Cross Any Terrain with Your RoboDog 🦮
So essentially,
Foundational Models for Quadruped Robot Navigation have the most robust performance!
Paper:
Cross Anything: General Quadruped Robot Navigation through Complex Terrains (17 Pages)
Github: https://cross-anything.github.io/
Researchers from Shanghai Qi Zhi Institute, Zhejiang University, Shanghai Jiao Tong University, Tsinghua University are interested in developing foundation models used in quadruped robot navigation.
Hmm..What’s the background?
Previous research applied foundation models, including large language models (LLMs) and VLMs, to robotics, but were limited to planar surfaces and didn't utilize the full 3D complex terrain capabilities of quadruped robots.
This paper introduces CAS, a novel system that enables quadruped robots to navigate complex 3D terrains by leveraging the power of Vision-Language Models (VLMs) for high-level reasoning and a novel reinforcement learning-based locomotion control policy for robust movement.
Ok, So what is proposed in the research paper?

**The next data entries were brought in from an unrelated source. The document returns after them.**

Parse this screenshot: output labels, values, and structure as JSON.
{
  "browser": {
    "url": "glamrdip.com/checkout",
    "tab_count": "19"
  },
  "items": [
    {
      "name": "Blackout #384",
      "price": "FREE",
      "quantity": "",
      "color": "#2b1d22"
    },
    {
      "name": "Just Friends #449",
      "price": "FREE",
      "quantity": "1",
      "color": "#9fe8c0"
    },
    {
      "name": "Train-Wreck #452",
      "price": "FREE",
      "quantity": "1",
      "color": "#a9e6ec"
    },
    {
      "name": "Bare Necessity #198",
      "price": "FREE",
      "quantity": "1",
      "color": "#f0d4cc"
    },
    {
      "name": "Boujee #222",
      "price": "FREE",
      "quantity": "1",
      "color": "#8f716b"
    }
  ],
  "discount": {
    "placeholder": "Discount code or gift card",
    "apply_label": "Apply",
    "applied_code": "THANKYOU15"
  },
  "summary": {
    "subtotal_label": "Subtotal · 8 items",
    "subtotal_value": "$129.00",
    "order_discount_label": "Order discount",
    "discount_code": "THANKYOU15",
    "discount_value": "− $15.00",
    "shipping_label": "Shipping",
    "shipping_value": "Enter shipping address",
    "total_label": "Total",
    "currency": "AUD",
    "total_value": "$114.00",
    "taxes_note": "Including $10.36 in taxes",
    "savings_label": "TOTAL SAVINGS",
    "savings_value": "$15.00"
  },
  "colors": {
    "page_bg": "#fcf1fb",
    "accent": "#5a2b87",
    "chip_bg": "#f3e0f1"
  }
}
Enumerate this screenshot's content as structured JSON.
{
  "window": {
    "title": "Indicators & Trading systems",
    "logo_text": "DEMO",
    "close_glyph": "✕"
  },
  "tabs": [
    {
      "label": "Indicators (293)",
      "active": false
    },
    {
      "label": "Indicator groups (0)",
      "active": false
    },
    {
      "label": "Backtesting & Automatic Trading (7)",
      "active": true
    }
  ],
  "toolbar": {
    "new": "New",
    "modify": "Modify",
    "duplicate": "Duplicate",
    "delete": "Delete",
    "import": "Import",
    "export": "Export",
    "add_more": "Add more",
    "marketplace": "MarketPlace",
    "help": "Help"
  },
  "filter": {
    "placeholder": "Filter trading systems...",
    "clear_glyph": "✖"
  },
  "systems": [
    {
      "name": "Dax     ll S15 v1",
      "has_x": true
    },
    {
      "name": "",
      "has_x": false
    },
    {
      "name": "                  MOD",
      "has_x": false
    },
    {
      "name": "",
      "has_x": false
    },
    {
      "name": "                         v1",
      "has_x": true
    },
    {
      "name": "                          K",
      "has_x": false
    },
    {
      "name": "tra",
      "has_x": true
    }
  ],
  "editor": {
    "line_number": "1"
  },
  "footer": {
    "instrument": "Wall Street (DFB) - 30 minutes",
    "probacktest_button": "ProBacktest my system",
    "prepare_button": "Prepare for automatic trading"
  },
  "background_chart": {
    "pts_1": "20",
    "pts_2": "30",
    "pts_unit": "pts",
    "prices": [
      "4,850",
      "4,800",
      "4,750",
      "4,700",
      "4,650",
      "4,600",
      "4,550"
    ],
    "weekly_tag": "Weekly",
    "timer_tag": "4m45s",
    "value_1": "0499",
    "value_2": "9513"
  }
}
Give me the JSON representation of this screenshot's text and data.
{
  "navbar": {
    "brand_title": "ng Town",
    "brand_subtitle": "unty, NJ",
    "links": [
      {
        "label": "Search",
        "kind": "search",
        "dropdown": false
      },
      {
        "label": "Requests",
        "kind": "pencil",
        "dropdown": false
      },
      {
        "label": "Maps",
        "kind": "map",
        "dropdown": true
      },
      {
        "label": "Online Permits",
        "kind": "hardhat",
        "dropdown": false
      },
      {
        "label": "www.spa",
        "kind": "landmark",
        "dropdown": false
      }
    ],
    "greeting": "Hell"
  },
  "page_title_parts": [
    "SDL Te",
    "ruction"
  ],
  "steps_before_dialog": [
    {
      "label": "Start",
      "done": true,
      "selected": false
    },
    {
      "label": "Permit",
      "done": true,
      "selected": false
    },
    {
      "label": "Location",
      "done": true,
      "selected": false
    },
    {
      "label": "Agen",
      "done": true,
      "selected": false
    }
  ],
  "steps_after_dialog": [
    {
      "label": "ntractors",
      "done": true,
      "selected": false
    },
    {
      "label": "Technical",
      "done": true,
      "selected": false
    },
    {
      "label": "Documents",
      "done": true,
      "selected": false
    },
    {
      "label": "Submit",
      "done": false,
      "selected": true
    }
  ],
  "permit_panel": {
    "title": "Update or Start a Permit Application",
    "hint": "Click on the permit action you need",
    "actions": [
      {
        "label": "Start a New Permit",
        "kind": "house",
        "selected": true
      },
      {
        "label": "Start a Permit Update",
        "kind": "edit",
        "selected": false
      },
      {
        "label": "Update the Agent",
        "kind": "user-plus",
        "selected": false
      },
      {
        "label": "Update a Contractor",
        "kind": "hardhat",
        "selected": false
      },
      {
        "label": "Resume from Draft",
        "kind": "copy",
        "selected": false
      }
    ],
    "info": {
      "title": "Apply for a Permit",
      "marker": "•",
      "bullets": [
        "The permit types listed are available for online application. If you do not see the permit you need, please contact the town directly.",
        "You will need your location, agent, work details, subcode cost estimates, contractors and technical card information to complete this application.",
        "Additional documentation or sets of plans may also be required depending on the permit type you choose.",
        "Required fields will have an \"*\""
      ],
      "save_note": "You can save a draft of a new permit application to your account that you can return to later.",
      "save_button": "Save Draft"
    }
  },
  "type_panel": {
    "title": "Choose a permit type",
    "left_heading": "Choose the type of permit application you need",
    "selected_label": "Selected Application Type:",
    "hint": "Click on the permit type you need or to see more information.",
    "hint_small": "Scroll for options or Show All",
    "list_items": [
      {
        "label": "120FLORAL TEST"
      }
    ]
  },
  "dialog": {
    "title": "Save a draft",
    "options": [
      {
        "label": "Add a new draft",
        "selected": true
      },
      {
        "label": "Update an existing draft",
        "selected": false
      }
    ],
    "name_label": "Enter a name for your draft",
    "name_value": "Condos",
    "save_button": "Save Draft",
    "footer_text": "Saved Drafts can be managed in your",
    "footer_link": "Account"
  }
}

The paper has the following key proposals:
CAS is an innovative system designed for general quadruped robot navigation through complex 3D terrains
The motivation behind developing CAS stemmed from the limitations of vision-language models (VLMs) in robot navigation tasks, specifically due to limited training data perspectives and a lack of a memory bank
This mechanism breaks down complex navigation tasks into smaller, manageable sub-tasks. By leveraging a VLM, CAS can analyze its environment, identify obstacles, and plan a sequence of sub-tasks to reach a target
The experiments focused on testing the system's performance across a variety of challenging terrains, including stairs, ramps, gaps, and uneven surfaces
Source: Github
What’s next?
The researchers share potential areas for improvement:
The current Simultaneous Localization and Mapping (SLAM) method, though commonly used, lacks stability due to high-frequency robot vibrations
Unlike other navigation systems like ViNT, CAS currently lacks an integrated memory component, such as a topological map
Robot's understanding of its environment, derived from the maps, can enhance the VLM's reasoning and planning capabilities
So essentially,
Foundational Models for Quadruped Robot Navigation have the most robust performance!